Snape is not the only one who suspected him of that.
You would think if Snape backed Umbridge's anti-werewolf crusade,
he'd show her more support. But he doesn't.
I think Snape goes after Lupin-as-werewolf because it's the one
charge he thinks he can prove: a bit like the US nailing Al Capone for
tax evasion.
Snape does not express any animosity towards werewolves in general
when Lupin is not present. The essay about recognizing and killing
werewolves scandalizes the students only because of its length--
not because recognizing and killing werewolves is something a
decent wizard wouldn't do.
If Lupin is the only werewolf at Hogwarts (Fudge says he let
Dumbledore hire *werewolves*) then Snape's only trying to
expose the one, and we can't say that the essay is against
werewolves in general. But if there are more than one, then
Snape has apparently taught companionably with them for years.

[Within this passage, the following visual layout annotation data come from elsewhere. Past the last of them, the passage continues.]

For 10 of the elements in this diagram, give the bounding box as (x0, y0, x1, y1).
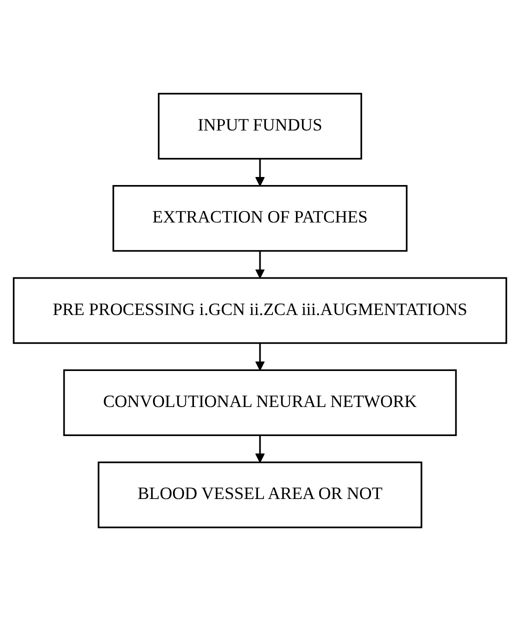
node-box (98, 462, 422, 529)
node-box (112, 185, 408, 252)
node-box (158, 93, 362, 160)
node-box (12, 278, 508, 344)
arrow (255, 436, 265, 464)
arrow (255, 159, 265, 187)
arrow (255, 251, 265, 279)
flowchart: INPUT FUNDUS EXTRACTION OF PATCHES PRE PROCESSING i.GCN ii.ZCA iii.AUGMENTATIONS CONVOLUTIONAL NEURAL NETWORK BLOOD VESSEL AREA OR NOT (5, 85, 515, 537)
node-box (63, 370, 457, 436)
arrow (255, 344, 265, 372)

My bet would be Professor Vector, as that would put Hermione
in an excellent position to guess, especially as she had the
time turner.
The werewolf is an XXXXX monster in its transformed state,
"of murderous intent and no human conscience", " a known
wizard killer, impossible to train or domesticate." The
wolfsbane potion makes the werewolf tame, but only as
much as his human conscience permits.
We know that Lupin's human conscience did not restrain him
from trying to murder Pettigrew. I think Snape predicted as
much. Snape was saying, IMO, that even with wolfsbane, Lupin
is not tame, not because he is a werewolf but because he
is all too humanly murderous.
There is a very common assumption, which Fenrir's appearance
ought to have undermined, that a werewolf is harmless when it's
not transformed, as though lycanthropes were somehow
protected from having murderous designs on their own account.